The ocean isn’t the only body of water that tourists and locals need to be cautious of. As of Aug. 30, Yamamoto says there has been 15 mountain related rescues where 911 was activated.

“The rule of thumb is, if the mountain is cloudy or dark, don’t go in the mountain,” he said. He shows a video of the speed and power of a flash flood at a popular visitor spot.

Recently, on Aug. 21, three siblings from New Jersey were airlifted out of “Bamboo Forest” after the stream rose rapidly and were unable to cross. A month earlier, on July 19, firefighters were called to Bamboo Forest after a man slipped down the trail, a visitor told Maui Now that she went hiking earlier that day and observed flash flood conditions.
On Dec. 11, 2016, two visitors were airlifted from “Commando Trail” after becoming stranded by high stream water.

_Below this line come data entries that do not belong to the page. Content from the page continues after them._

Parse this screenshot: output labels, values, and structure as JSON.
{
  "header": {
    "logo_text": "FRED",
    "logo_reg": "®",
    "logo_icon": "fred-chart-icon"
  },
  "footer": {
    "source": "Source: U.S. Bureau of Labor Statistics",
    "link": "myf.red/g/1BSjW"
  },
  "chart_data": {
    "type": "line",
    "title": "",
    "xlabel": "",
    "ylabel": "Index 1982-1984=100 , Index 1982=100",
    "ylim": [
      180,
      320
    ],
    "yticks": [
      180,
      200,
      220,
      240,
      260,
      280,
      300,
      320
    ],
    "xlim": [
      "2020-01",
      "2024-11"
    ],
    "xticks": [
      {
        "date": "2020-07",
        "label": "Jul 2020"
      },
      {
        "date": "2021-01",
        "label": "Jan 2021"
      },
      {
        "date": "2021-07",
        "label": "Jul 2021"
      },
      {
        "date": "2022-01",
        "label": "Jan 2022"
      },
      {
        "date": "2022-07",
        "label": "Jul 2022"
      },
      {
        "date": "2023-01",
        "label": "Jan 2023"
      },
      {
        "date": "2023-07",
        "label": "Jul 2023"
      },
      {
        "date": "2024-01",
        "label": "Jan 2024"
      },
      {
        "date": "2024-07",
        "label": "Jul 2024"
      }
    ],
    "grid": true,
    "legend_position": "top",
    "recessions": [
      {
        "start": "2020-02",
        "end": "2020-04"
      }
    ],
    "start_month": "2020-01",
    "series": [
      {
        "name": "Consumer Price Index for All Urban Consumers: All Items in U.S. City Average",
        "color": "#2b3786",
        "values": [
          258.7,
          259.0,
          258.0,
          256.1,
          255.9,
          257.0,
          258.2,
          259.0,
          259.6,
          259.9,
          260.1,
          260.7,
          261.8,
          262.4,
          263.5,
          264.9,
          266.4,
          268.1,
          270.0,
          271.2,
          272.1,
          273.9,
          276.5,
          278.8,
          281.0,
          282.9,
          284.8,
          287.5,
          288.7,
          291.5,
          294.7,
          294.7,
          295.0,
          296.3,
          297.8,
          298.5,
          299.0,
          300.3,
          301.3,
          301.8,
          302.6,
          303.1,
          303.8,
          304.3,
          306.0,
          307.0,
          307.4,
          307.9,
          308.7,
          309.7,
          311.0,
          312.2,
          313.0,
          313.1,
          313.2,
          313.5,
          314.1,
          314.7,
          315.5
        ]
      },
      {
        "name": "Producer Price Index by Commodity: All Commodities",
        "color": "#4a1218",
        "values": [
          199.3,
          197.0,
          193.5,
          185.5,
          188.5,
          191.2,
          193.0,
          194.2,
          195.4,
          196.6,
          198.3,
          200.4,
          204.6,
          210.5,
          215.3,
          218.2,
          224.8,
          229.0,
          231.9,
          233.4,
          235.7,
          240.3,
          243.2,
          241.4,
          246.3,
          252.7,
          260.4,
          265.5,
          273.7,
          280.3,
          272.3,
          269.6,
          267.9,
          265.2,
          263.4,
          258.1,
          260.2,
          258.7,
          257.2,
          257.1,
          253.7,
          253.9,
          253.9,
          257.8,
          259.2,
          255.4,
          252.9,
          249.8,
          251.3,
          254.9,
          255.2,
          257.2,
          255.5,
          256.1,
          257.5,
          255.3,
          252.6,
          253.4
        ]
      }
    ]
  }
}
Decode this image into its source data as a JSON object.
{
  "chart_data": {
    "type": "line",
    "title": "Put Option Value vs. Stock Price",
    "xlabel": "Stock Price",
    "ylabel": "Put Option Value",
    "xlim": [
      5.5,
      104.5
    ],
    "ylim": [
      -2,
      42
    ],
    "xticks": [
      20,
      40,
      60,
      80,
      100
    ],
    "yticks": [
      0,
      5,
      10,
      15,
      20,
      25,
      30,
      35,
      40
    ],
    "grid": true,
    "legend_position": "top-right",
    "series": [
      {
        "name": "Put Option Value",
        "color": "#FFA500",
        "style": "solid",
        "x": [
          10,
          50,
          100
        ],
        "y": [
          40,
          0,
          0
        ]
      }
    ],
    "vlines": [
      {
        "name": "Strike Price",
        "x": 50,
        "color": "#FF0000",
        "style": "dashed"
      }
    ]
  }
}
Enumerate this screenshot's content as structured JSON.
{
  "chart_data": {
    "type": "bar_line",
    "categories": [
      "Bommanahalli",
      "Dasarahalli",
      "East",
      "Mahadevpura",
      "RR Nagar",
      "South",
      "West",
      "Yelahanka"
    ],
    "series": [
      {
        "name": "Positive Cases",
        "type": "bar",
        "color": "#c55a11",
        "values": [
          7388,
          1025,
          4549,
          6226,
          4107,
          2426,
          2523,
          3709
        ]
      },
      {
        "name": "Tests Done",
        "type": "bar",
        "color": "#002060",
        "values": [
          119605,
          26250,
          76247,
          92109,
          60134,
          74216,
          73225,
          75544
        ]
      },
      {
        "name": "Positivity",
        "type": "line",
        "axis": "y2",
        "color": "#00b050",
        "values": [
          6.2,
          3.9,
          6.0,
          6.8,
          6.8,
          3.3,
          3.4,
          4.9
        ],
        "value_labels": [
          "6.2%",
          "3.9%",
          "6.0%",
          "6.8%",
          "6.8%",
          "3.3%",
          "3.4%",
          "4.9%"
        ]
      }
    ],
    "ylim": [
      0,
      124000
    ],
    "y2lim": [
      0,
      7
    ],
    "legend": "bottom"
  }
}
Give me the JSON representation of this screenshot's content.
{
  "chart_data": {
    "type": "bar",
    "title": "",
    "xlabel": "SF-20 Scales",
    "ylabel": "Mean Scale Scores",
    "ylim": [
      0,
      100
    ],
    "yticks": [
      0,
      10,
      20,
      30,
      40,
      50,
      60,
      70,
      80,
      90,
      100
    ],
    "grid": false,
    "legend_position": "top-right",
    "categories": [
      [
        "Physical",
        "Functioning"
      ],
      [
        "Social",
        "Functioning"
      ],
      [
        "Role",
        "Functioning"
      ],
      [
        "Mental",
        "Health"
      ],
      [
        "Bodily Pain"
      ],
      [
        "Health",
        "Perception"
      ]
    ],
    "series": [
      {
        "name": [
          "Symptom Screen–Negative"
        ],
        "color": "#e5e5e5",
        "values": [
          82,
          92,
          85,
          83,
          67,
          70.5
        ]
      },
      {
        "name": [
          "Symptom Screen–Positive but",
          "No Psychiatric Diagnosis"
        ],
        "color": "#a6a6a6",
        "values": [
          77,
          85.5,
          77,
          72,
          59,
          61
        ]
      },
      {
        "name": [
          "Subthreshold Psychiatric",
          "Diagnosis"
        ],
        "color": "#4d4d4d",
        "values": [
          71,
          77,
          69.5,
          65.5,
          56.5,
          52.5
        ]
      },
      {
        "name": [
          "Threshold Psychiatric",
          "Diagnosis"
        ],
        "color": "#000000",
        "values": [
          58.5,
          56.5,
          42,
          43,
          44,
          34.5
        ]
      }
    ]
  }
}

“We have an obligation to make sure the visitors we attract to Hawaiʻi go home safely,” Chief Yamamoto ended.

In fact, BC Yamamoto said he’s working with the Maui Visitors Bureau to give a presentation on safety for visitors. In a collaboration which will involve Haleakalā National Park, DLNR State Parks, Maui Police Department, and an organization that was formed to educate visitors about driving the Road to Hāna, and more, 10 people will present safety information to various hotel staff members across Maui. “If we can educate those people, they can assist us in providing this safety information to the visitors,” he said.

The presentations are scheduled for Nov. 29 at The Grand Wailea, from 8 a.m. until noon and Dec. 6, at the Sheraton Maui.